How have you planned to prepare for The Scavengers?

  • Problem Solver

    There are still areas in the US where you can buy coal and stoves that can burn wood or coal. In some situations you may wish to add such a stove and a coal bin to your prep. Coal is a fuel that will not rot, or go bad. You can compare it pound per pound against firewood. How much firewood do you need to have a ton of wood? The odds are a ton of coal will take up much less space. So the coal makes a great backup source.
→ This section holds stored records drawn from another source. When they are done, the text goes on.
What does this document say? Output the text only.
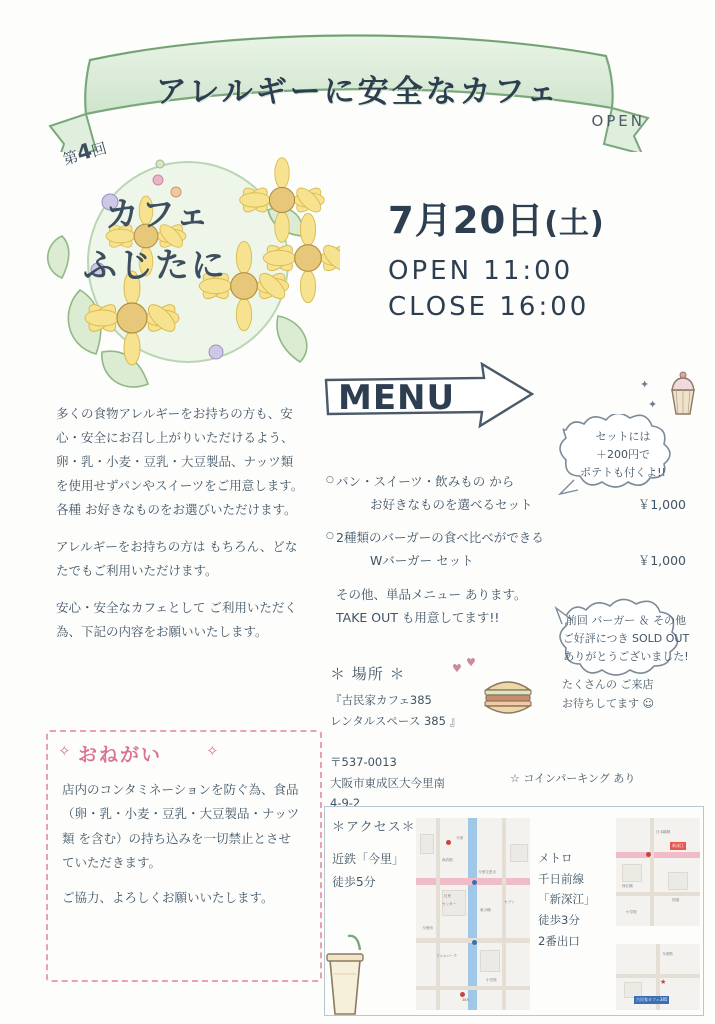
アレルギーに安全なカフェ
OPEN
第4回
カフェ
ふじたに
7月20日(土)
OPEN 11:00
CLOSE 16:00
MENU

多くの食物アレルギーをお持ちの方も、安心・安全にお召し上がりいただけるよう、卵・乳・小麦・豆乳・大豆製品、ナッツ類 を使用せずパンやスイーツをご用意します。各種 お好きなものをお選びいただけます。

アレルギーをお持ちの方は もちろん、どなたでもご利用いただけます。

安心・安全なカフェとして ご利用いただく為、下記の内容をお願いいたします。

○ パン・スイーツ・飲みもの から
お好きなものを選べるセット	￥1,000
○ 2種類のバーガーの食べ比べができる
Wバーガー セット	￥1,000
その他、単品メニュー あります。
TAKE OUT も用意してます!!
セットには
＋200円で
ポテトも付くよ!!
前回 バーガー ＆ その他
ご好評につき SOLD OUT
ありがとうございました!
＊ 場所 ＊
『古民家カフェ385
レンタルスペース 385 』
〒537-0013
大阪市東成区大今里南
4-9-2
☆ コインパーキング あり
たくさんの ご来店
お待ちしてます ☺
✧ おねがい	✧

店内のコンタミネーションを防ぐ為、食品（卵・乳・小麦・豆乳・大豆製品・ナッツ類 を含む）の持ち込みを一切禁止とさせていただきます。

ご協力、よろしくお願いいたします。

＊アクセス＊
近鉄「今里」
徒歩5分
メトロ
千日前線
「新深江」
徒歩3分
2番出口
今里
商店街
今里交差点
区民
センター
東小橋
セブン
今里西
フエルパーク
小学校
385
新深江
日本橋筋
深江橋
国道
小学校
★
古民家カフェ385
今里筋
✦
✦
♥
♥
    • Thanks for this add! Coal completely slipped my mind. I’ve heard of locals getting buckets of coals on the cheap by going down to ports on river ways. This is something I need to add to my list. What are your thoughts on John Casey’s cold era predictions?

      • Myraine1

        I live in a coal area with mines and trains hauling coal. In a true scavenging situation you can walk the tracks and pick up coal that has fallen off of the cars. Also occasionally a car will derail or cause a larger spill. even after clean up there wil be a generous amount for those willing to spend the time and energy picking up.

  • Anonymous

    Backyard Chickens (meat and eggs), stock a pond with fish, ducks, geese, raise goats (milk, meat), grow soybeans, and last but not least – vermiculture aka earthworms, cause “pound per pound has more protein than beef”

  • grayfozx114

    In a true shtf scenario, there will be immense pressure on our natural resources, but there will also be a tremendous die off of those competing for the resources. Whatever the cause of the incident is, it will take out many, many people, and of those left I will bet that less than 1/2 have any idea of how to hunt, kill dress and preserve wild game, or do any of the other myriad things that will be required to use the land for survival; they are inured with the belief that food can always be gotten from super markets and fast food places! Initially these people may be a problem, but they are going to starve. Same goes for wood gathering: How many have the means much less the knowledge to fell and harvest a tree? Talk about a mass die off….And trapping, leg hold or Conibear, is a skill that requires learning. I and many others could possibly make a fairly decent living trapping, but the average person is going to die trying to catch something! You covered things fairly well, diversify, diversify and have options. Water? Bad water or no water will sicken or kill thousands too. Those of us that have the means, knowledge and ability to truly live off the land will be royalty, ’cause in “The land of the blind, a one eyed man is king.”

    • It’s a terrible thing to imagine, but you’re right on everything. As preppers, we should try to steer clear of the chaos for an initial time period until things “settle down”. Can you imagine all those people with guns heading off into the woods “thinking” they can hunt? It would be a very dangerous time to head out into the woods!